Monday, March 21, 2016

Assisted by Indianapolis Symphony musicians, Garrick Ohlsson graces the season for the second of three times

As Garrick Ohlsson's solo recital here last fall demonstrated, he is a pianist with the verve of a youngster and the good manners and elegance of a venerable master.

These qualities were also evident here Sunday in collaboration with four members of the Indianapolis Symphony Orchestra, in a co-presentation with the American Pianists Association in Indiana Landmarks Center's Grand Hall.

Garrick Ohlsson will return to town in June as a concerto soloist.
Major works for piano and strings were the focus.

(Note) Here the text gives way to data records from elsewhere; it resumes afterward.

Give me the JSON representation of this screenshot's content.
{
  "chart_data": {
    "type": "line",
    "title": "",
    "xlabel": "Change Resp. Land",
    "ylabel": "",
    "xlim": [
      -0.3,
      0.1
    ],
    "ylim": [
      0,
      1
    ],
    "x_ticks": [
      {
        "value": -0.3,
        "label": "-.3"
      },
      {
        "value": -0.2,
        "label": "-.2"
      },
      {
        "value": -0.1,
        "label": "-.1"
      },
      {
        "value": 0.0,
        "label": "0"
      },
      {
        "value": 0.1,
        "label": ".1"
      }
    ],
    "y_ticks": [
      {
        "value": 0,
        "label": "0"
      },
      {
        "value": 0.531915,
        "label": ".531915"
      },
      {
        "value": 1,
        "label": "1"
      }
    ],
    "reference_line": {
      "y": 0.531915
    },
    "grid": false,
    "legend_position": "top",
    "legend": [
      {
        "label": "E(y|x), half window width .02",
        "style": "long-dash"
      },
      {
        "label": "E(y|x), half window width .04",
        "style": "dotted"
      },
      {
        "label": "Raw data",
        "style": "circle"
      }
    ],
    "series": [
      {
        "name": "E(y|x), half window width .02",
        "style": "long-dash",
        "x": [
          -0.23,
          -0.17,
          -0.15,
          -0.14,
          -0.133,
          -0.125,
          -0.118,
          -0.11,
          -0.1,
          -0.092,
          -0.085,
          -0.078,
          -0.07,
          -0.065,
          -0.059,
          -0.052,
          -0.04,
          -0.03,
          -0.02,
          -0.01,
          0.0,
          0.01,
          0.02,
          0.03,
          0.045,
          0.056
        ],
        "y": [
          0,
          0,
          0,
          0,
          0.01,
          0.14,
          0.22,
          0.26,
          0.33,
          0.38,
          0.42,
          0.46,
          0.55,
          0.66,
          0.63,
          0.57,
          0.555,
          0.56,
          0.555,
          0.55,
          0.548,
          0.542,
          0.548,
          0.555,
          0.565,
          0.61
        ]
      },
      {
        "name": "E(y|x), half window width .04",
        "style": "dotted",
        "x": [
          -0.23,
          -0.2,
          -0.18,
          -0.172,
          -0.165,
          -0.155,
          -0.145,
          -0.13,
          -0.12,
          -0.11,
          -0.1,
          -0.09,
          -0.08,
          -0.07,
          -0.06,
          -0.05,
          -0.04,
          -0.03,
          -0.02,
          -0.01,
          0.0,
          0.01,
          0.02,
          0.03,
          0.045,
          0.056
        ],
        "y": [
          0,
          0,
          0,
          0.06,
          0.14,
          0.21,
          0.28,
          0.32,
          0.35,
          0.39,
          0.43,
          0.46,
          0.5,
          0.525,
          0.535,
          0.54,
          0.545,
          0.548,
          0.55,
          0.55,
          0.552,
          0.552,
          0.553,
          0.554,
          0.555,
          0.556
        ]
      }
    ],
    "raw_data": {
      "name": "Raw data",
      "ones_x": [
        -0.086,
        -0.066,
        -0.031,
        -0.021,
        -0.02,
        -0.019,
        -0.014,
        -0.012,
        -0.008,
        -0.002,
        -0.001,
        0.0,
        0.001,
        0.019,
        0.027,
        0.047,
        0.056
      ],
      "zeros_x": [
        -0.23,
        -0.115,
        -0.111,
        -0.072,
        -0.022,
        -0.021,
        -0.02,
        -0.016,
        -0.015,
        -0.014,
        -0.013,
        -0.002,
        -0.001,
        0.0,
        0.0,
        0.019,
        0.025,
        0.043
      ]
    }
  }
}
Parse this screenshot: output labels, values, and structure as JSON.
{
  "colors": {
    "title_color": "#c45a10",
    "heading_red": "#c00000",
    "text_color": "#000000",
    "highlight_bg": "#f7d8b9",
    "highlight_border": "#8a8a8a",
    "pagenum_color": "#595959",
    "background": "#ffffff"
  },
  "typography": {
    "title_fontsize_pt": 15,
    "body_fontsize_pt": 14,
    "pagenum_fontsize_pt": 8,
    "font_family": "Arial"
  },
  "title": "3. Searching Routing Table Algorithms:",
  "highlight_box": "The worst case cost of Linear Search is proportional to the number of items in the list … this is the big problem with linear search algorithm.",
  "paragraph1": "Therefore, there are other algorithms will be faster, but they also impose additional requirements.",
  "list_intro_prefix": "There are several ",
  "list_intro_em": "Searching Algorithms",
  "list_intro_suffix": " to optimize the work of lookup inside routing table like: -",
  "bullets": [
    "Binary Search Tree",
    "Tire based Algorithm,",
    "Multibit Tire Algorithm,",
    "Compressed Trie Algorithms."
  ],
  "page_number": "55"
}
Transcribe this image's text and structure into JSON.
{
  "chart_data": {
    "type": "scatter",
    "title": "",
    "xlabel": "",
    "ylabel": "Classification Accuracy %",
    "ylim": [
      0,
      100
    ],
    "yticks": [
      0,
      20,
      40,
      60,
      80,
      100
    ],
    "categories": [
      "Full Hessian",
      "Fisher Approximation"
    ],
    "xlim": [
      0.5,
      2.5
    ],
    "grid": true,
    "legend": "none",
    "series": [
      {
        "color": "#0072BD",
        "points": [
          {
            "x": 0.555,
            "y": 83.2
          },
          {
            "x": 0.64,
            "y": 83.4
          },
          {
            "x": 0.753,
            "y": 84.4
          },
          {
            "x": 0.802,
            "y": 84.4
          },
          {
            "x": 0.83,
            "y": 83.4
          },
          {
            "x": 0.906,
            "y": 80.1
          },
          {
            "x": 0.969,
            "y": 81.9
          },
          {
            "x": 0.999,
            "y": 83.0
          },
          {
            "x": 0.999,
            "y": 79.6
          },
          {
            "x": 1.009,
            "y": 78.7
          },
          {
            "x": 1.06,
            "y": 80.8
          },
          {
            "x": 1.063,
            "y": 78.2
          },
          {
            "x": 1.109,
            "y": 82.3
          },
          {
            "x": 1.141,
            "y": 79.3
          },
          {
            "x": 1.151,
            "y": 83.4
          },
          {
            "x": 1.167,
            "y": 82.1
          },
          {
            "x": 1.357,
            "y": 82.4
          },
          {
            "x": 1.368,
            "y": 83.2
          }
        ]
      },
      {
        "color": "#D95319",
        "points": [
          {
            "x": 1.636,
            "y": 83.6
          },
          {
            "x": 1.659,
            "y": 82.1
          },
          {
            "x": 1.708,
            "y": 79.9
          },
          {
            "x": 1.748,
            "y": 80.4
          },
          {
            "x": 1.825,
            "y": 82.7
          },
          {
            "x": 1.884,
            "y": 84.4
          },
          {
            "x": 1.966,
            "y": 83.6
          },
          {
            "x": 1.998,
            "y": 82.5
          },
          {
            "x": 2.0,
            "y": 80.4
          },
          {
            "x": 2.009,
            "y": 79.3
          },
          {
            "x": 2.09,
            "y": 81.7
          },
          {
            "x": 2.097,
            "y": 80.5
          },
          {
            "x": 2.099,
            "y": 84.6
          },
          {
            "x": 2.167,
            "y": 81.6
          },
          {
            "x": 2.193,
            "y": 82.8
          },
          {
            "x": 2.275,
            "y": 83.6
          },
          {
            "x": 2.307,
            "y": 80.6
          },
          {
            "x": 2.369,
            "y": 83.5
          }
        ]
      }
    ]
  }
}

Both of them are complex, generously proportioned pieces in four movements: Beethoven's Trio No. 6 in E-flat, op. 70, no. 2, and Brahms Quintet in F minor, op. 34.

Among the large Brahms legacy of compositional second thoughts, the quintet began life as a strings-only work, then passed through a two-piano version that attained some currency among Brahms' friends for several years.

What the composer seems to have been seeking was an instrumental combination that would honor the strength of his ideas, especially their intricacy and contrasting quality. So it is what we might call his third thoughts about the composition that have come down as the masterpiece that made up this concert's second half.

In Sunday's performance, the expansive first movement set the tone, displaying glowing rapport among Ohlsson and violinists Zachary De Pue and Peter Vickery, violist Mike Chen, and cellist Austin Huntington. There were wonderfully expressive solo phrases passed around between the strings, notably Huntington and Chen. The blossoming lyricism characteristic of early Brahms begins to undergo sublimation in this period (the 1860s), as counterpoint and rhythmic complexity come to the fore.

This ensemble showed lively reverence for all aspects of the work. Ohlsson's phrasing and warm tone seemed to inspire his one-time-only colleagues. Transitional phrases that link the jostling main material were full of suspense. There was good unity of tone and balance throughout. These qualities were sustained to the end. The gathering intensity of the finale was especially well-controlled, yet lent a feeling of spontaneity that is among the more attractive qualities of this scrupulous composer at his best.

Before intermission, the Beethoven trio (with Huntington and De Pue) gave the audience more exposure than the ISO's Hilbert Circle Theatre audiences have had so far to the orchestra's excellent new principal cellist. In exchanges with piano and violin as well as combined energy, the cellist's playing had a collegial purity that raised him to a level compatible with his more experienced partners.

The trio lent animation and lilt to the work's occasional suggestions of folk music as well as to its Haydnesque wit. Such lighter touches are in the service of a carefully crafted structure and an expressive depth that can be counted equal to the very best of Beethoven. This ensemble kept all that weight well-balanced, delivering a delightful performance. The insights and sheer humaneness of the guest artist were crucial to that effect.